Most of us feel mortified when our child is hitting another child. We may know intellectually that he’s lashing out because he’s overwhelmed or scared, but we still feel like it’s an emergency. His aggression triggers our “fight or flight” response – and suddenly our own child looks like the enemy. We feel an urgent need to take action – a punishing action. But punishing a child who hits doesn’t stop the hitting. It just increases the child’s fear, making future hitting more likely. To stop the hitting once and for all, we have to address the feelings that are driving the hitting.
Here are some techniques how to handle the situation and control hitting of the child.
- PREVENT hitting if possible.
We should stay very close, so our child feels more connected to us. That way, whatever happens, he feels like he can handle it, because he has backup – so he’s less likely to lash out. We will also be better able to monitor his mood. If we notice him getting tense, move in close physically, between him and the other child. Our presence may calm him, or it may escalate his upset, in which case we can breathe deeply, move him slightly away from the other kids. We’re helping our child with the feelings that were driving his hitting, and no one else even had to get hurt!
- If your child is hitting anyone, breathe.

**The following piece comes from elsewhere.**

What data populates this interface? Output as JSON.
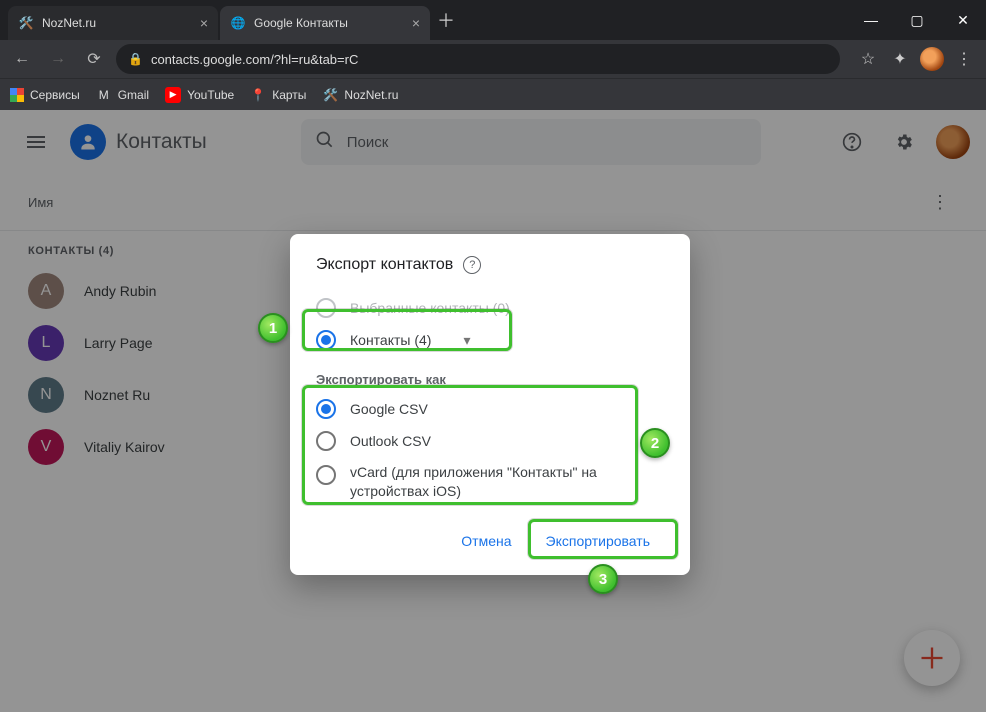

Remind yourself: your child is hitting, it is because she’s scared. I can handle this. She needs my compassion now. Get between her and the other child to prevent more violence. Model self-regulation by consciously lowering your voice, breathing deeply, and blowing out your tension.
- Avoid blame
We can help our child develop empathy by pointing out the effect of her hitting on the other child. But making your child feel like a bad person will just backfire: “Mom says what I did was bad…but I couldn’t help myself…I must be bad….what if she stops loving me because I am so bad?” This fear is what causes that blank stare we so often see after a child is aggressive. Lecturing about what she’s done wrong scares her and puts her on the defensive. So she stares us down, hardening her heart. See it from your child’s perspective. Your child is a little person who is easily overwhelmed in this big world. He gets over-stimulated and disconnected from you and feels all alone and terrified. Or, he has some fear locked up from a past experience, and in this new situation, he just can’t manage all his anxiety so his past fears start bubbling up. He can’t bear those feelings. So he lashes out. If you can remember all this, you’ll feel more sympathy for him. You need that sympathy, because your child won’t soften his heart unless you soften yours.
- Remove your child.
Take 10 more deep breaths. Tell your child “Hitting hurts…It was too hard for you with the other kids… we need some time by ourselves to calm down.” Don’t be mean about it, be kind and understanding. You aren’t punishing, you’re taking preventive action. Until you help your child with his feelings, he’ll almost certainly keep hitting. So remove him from the situation to give him a chance to cry, or to laugh – both of which help him work though fear. Once you help him feel safe enough to tolerate and feel those tears and fears, they’ll evaporate, and the hitting will stop.
- Resist the urge to lecture him when your child is hitting someone
Shouldn’t you tell your child that hitting is not OK? Of course! But doesn’t he already know that? He just couldn’t stop himself. What’s important right now is helping him process his feelings, so that he can act the way he knows he should. And he won’t surface those feelings unless he feels safe. Telling him what he did wrong doesn’t help him feel safe. Later, you’ll teach. First, address feelings: “You must have been so upset to hit Samantha….I’m sorry I wasn’t here to help….I am right here…You are safe…“
- Once both you and your child are calm, teach.
This doesn’t mean lecture. Think of this as inviting your child to reflect on better ways to handle those feelings, that he might even remember the next time he gets mad at the playground. Do it with a light touch and a sense of humor. You might even need to wait a few hours to have this conversation, until you can do it calmly.
Then help him explore alternatives: “Next time, when you get mad, what else could you do instead of hurting the other person?” Let him answer. If he needs help thinking of alternatives, offer some: “Could you call me? Could you walk away? Could you stomp your foot?”
Then have him practice these responses, so he has ‘muscle memory’ of them. “OK, let’s practice. This stuffed animal tries to grab your truck. See? You are so mad and want to hit him. But you remember there are other things you can do! So you call me, OK? I am right over here talking to another mom.”
- Notice your own feelings
You have some big feelings about this, too, especially if your child is hitting with any regularity. Behind your anger there’s probably fear. Fear that something is wrong with your child, or you’re a bad parent, or he’ll be an axe-murderer. None of these things are true. But you need to let that fear come up and feel it, so it’s exposed to the light of day. Then it will shrivel up and blow away and you’ll be better able to help your child.
This does not mean that your child is mad or abnormal or anything along those lines. It simply implies that there may be some underlying emotions that your child is not being able to process but which needs immediate attention. Counselling sessions with a psychologist will help your child to identify and adequately process those emotions without having to resort to hitting.